Clinical presentation in the current epidemic is atypical compared with previous outbreaks [24,25]. Symptoms involve an atypical rash-illness presentation, with a relatively low, but still notable proportion of patients hospitalised. Severe manifestations such as encephalitis have been reported in a small number of cases [26]. This clinical picture may change in the event of spread into populations with increased risk of severe disease, including those with untreated HIV or otherwise immunosuppressed. Further investigations are required to assess disease severity in immunocompromised individuals and other potential vulnerable groups for the current outbreak. We found no evidence that prior smallpox vaccination significantly protects against severe disease and hospitalisation, which raises questions regarding potential waning protection following vaccination over 4 decades ago. As smallpox vaccines are currently rolled out to at-risk individuals, it is essential that studies are undertaken to understand vaccine effectiveness.

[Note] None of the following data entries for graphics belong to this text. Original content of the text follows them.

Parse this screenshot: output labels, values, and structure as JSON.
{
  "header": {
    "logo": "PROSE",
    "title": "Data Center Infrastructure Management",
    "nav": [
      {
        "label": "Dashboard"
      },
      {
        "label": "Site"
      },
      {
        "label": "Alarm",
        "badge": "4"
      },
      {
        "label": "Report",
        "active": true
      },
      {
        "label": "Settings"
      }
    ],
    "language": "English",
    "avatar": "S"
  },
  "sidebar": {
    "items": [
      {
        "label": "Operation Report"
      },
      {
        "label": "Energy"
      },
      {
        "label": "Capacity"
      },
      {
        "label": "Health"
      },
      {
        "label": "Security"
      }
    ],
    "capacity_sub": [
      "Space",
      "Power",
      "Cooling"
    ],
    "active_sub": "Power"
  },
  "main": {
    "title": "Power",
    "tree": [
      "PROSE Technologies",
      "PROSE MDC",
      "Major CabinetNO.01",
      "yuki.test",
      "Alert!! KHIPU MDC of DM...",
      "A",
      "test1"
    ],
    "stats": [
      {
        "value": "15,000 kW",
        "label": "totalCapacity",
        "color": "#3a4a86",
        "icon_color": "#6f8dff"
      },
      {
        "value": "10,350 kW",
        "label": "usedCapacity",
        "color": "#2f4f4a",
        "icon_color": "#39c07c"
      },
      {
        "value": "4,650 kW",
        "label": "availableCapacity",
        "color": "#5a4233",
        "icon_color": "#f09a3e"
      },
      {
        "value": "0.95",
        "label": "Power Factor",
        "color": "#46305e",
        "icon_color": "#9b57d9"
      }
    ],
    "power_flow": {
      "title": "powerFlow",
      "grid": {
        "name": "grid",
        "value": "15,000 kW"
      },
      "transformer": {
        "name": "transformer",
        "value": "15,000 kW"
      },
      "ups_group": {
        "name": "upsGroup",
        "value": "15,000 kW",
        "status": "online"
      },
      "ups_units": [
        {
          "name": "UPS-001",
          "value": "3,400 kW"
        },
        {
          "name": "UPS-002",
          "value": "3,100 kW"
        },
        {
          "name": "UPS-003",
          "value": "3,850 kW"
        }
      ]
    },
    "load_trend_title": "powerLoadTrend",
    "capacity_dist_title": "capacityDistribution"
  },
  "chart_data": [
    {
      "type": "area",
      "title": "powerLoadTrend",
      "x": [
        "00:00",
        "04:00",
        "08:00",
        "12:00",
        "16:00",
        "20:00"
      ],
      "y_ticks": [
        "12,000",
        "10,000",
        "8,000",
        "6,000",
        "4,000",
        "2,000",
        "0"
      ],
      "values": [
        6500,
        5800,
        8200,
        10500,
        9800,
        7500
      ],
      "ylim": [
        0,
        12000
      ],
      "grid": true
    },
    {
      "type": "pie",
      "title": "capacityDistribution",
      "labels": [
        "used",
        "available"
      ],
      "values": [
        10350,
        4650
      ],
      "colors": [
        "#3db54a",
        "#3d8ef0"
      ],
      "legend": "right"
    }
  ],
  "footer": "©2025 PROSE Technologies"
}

This study has some limitations. The analyses are based on surveillance data submitted to TESSy, which are dependent on availability of data at national level and vary in completeness. Indeed, for a number of variables, including vaccination, the level of missing data makes interpretation of analyses challenging. In addition, any clinical data reported in TESSy is of limited scope and will not reflect the full course of disease. Finally, while nowcasting is a valuable tool to account for delays in reporting, interpretation should consider that missing data and misclassification of symptom onset date and varying reporting delays over time can contribute to a considerable uncertainty around these estimates.

Conclusions

To interrupt transmission of MPXV, identification and testing, management of cases and contacts, targeted risk communication and strong community engagement with affected groups, implementation of targeted public health measures, combined with PPV/PEPV are fundamental [27-30]. However, the transmission patterns of the virus, coupled with the difficulty of tracing multiple often anonymous sexual contacts, likely under-ascertainment of cases, challenges to access and vaccinate priority groups and stigma complicate the public health response. An integrated response with strong collaboration among at-risk groups, communities, public health authorities, and international health organisations is required to overcome these challenges.